More on our innate hypocrisy and confabulatory power
How do we make moral and ethical decisions? It would be nice if our choices were grounded in nothing but the facts, in the details of the issue at hand. Alas, that’s not the way it works. Jonathan Haidt, a psychologist at the University of Virginia, has famously argued that our moral judgments are like aesthetic judgments. “When you see a painting, you usually know instantly and automatically whether you like it,” Haidt writes. “If someone asks you to explain your judgment, you confabulate…Moral arguments are much the same: Two people feel strongly about an issue, their feelings come first, and their reasons are invented on the fly, to throw at each other.” In other words, when it comes to making ethical decisions, our rationality isn’t a scientist, dispassionately chasing after the facts. Instead, it’s a lawyer. This inner attorney gathers bits of evidence, post hoc justifications, and pithy rhetoric in order to make our automatic reaction seem reasonable. But this reasonableness is just a façade, an elaborate self-delusion.

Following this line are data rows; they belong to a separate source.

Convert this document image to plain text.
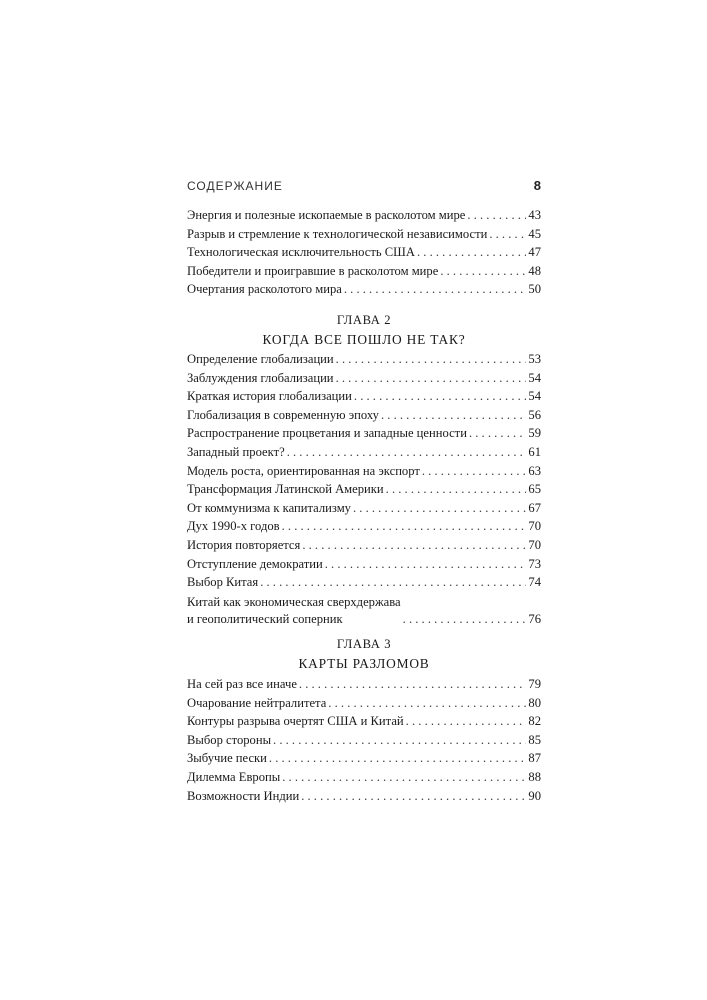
СОДЕРЖАНИЕ	8
Энергия и полезные ископаемые в расколотом мире . . .	43
Разрыв и стремление к технологической независимости . . .	45
Технологическая исключительность США . . .	47
Победители и проигравшие в расколотом мире . . .	48
Очертания расколотого мира . . .	50
ГЛАВА 2
КОГДА ВСЕ ПОШЛО НЕ ТАК?
Определение глобализации . . .	53
Заблуждения глобализации . . .	54
Краткая история глобализации . . .	54
Глобализация в современную эпоху . . .	56
Распространение процветания и западные ценности . . .	59
Западный проект? . . .	61
Модель роста, ориентированная на экспорт . . .	63
Трансформация Латинской Америки . . .	65
От коммунизма к капитализму . . .	67
Дух 1990-х годов . . .	70
История повторяется . . .	70
Отступление демократии . . .	73
Выбор Китая . . .	74
Китай как экономическая сверхдержава
и геополитический соперник . . .	76
ГЛАВА 3
КАРТЫ РАЗЛОМОВ
На сей раз все иначе . . .	79
Очарование нейтралитета . . .	80
Контуры разрыва очертят США и Китай . . .	82
Выбор стороны . . .	85
Зыбучие пески . . .	87
Дилемма Европы . . .	88
Возможности Индии . . .	90
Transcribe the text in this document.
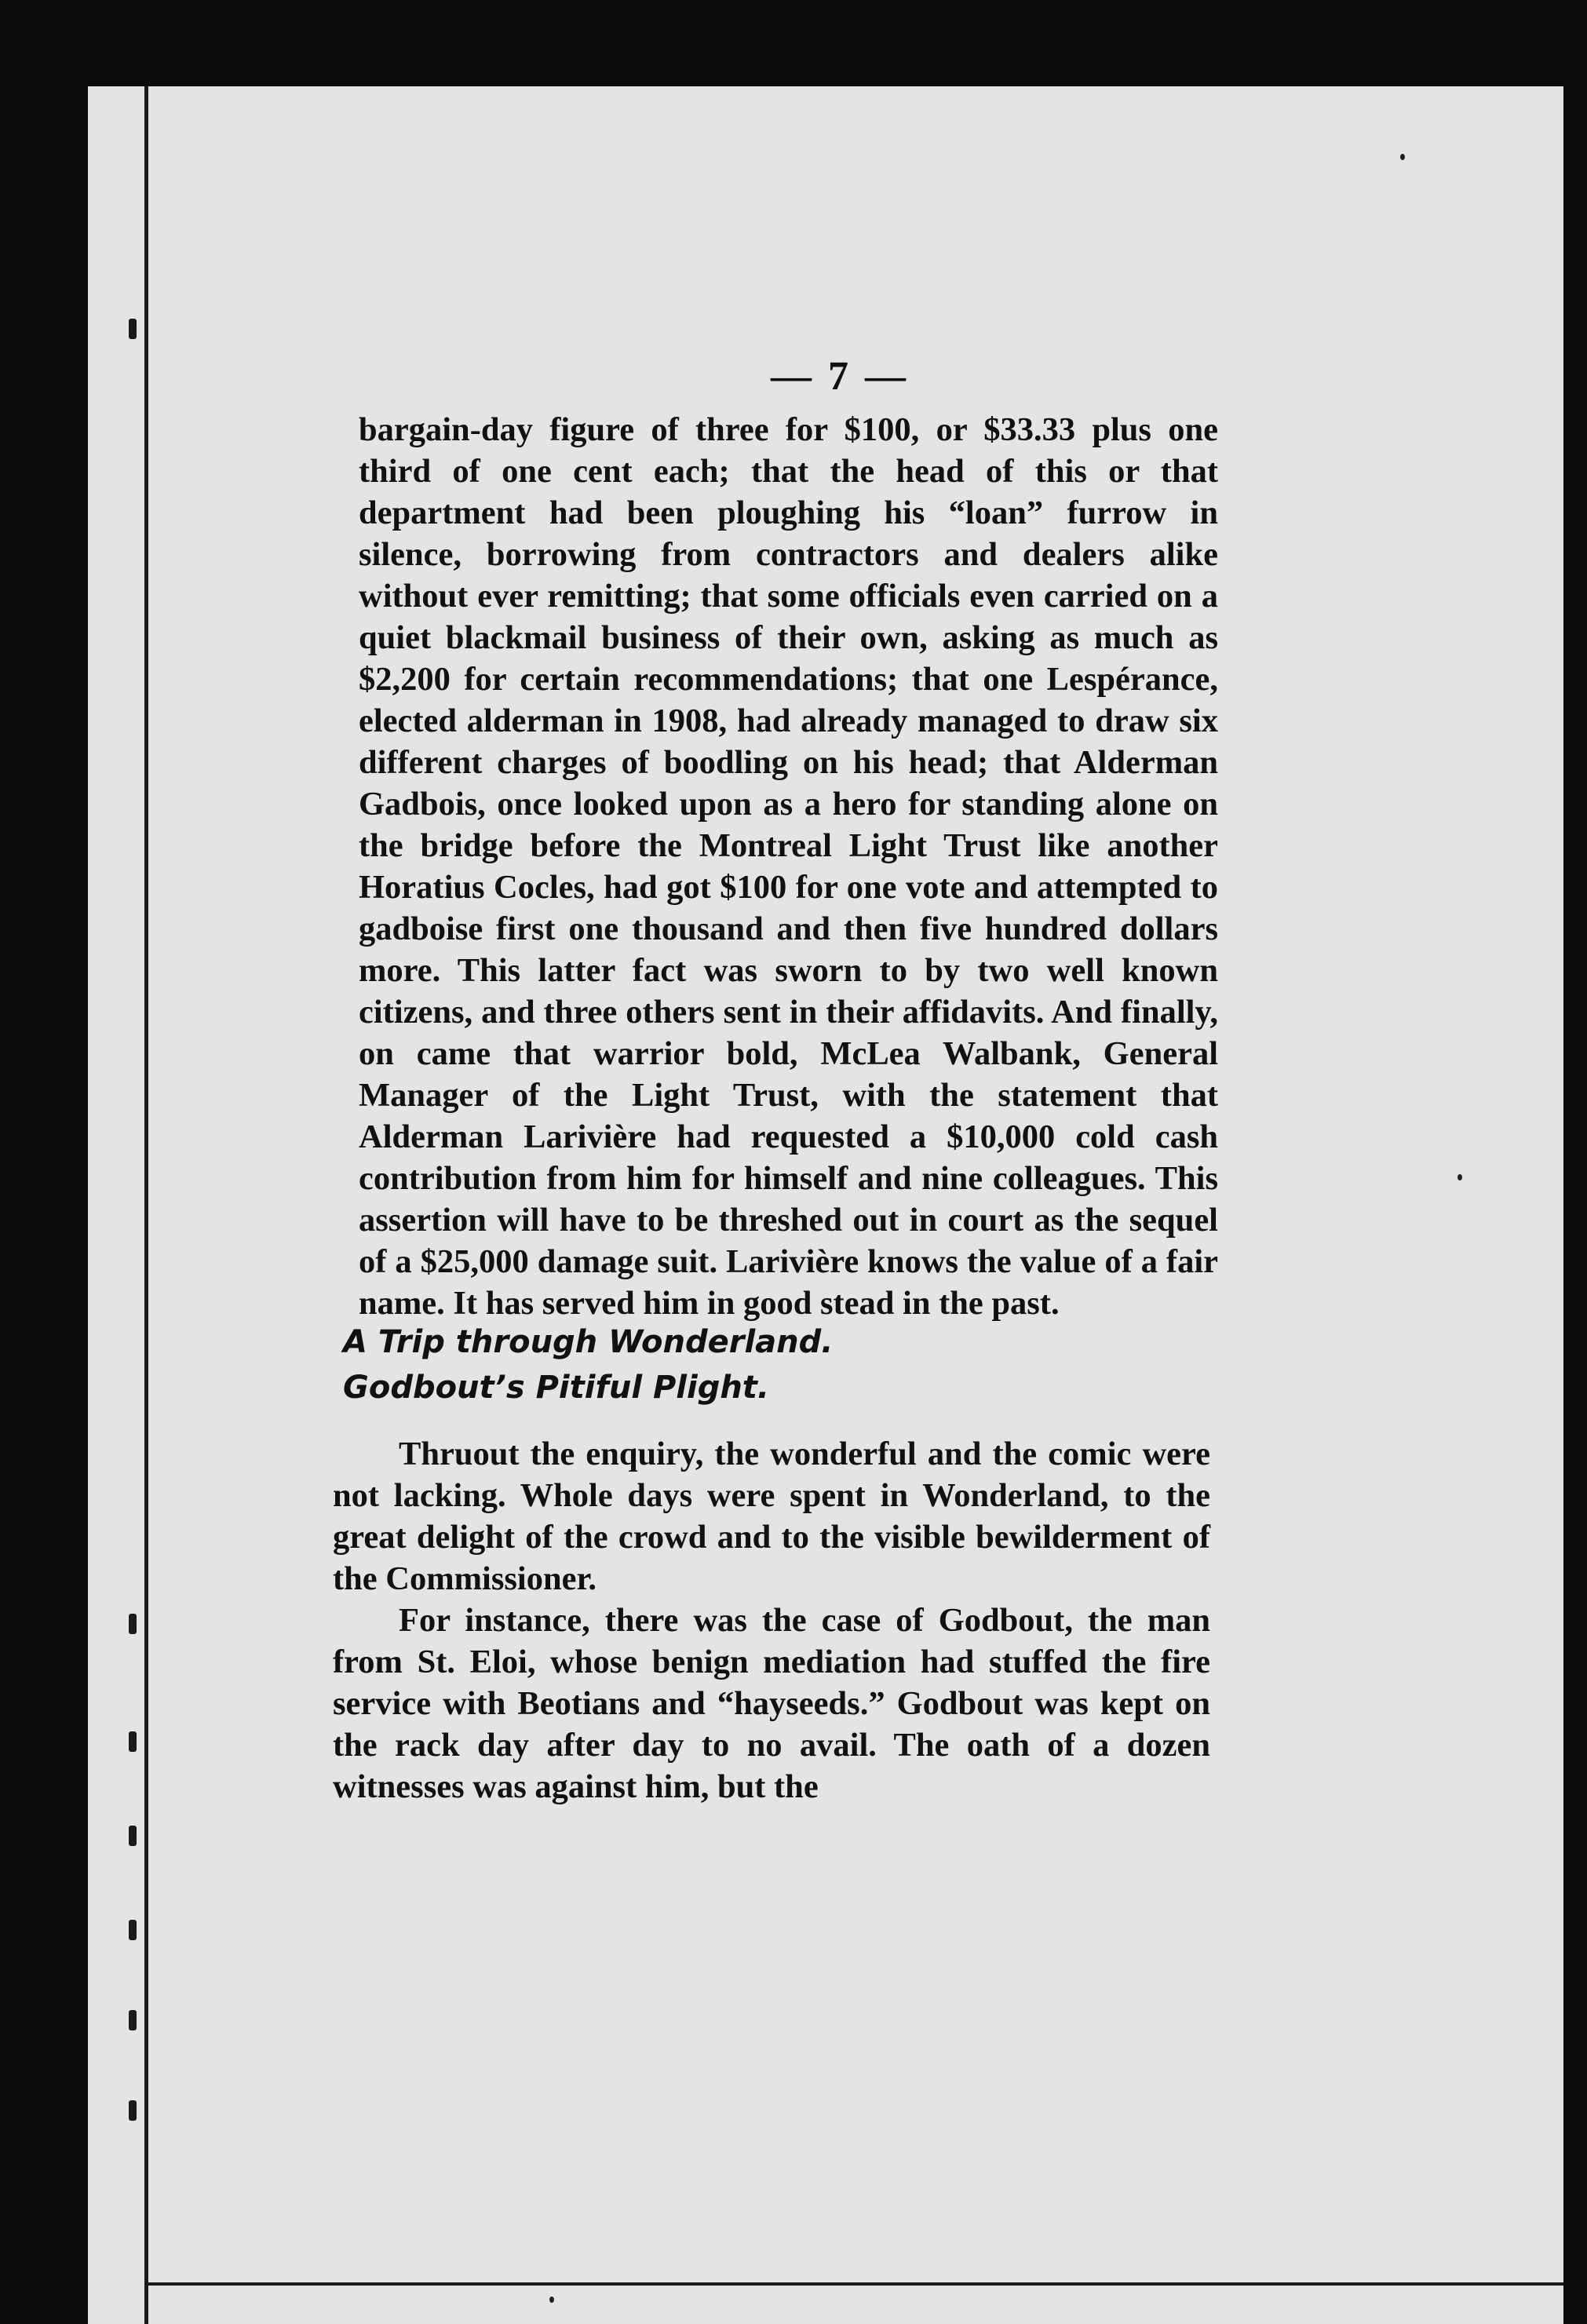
— 7 —

bargain-day figure of three for $100, or $33.33 plus one third of one cent each; that the head of this or that department had been ploughing his “loan” furrow in silence, borrowing from contractors and dealers alike without ever remitting; that some officials even carried on a quiet blackmail business of their own, asking as much as $2,200 for certain recommendations; that one Lespérance, elected alderman in 1908, had already managed to draw six different charges of boodling on his head; that Alderman Gadbois, once looked upon as a hero for standing alone on the bridge before the Montreal Light Trust like another Horatius Cocles, had got $100 for one vote and attempted to gadboise first one thousand and then five hundred dollars more. This latter fact was sworn to by two well known citizens, and three others sent in their affidavits. And finally, on came that warrior bold, McLea Walbank, General Manager of the Light Trust, with the statement that Alderman Larivière had requested a $10,000 cold cash contribution from him for himself and nine colleagues. This assertion will have to be threshed out in court as the sequel of a $25,000 damage suit. Larivière knows the value of a fair name. It has served him in good stead in the past.

A Trip through Wonderland.
Godbout’s Pitiful Plight.

Thruout the enquiry, the wonderful and the comic were not lacking. Whole days were spent in Wonderland, to the great delight of the crowd and to the visible bewilderment of the Commissioner.

For instance, there was the case of Godbout, the man from St. Eloi, whose benign mediation had stuffed the fire service with Beotians and “hayseeds.” Godbout was kept on the rack day after day to no avail. The oath of a dozen witnesses was against him, but the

–The Messy Reality Of Judicial Decisions, Jonah Lehrer
That sounds pretty messy. But isn’t this how we make decisions: snap judgements followed by confabulatory backfill. Take politics for example.
Americans’ perceptions of the government as a threat may be less dependent on broader, philosophical views of government power, and instead have more to do with who is wielding that power.
-Gallup, as quoted in On The Hypocrisy of Voters: The politics of economics redux
I think human beings are built to be hypocritical. We build two-dimensional models of reality to reduce the complexity of life to a manageable set of rules that can be followed on the fly regardless of the situation. That is what heuristics are all about. These heuristics usually work in an uncertain world with limited information- and that’s why they are effective. But what about when they don’t work? Jonah Lehrer gives us examples in the judicial system. But there are many more in the world of economics as well.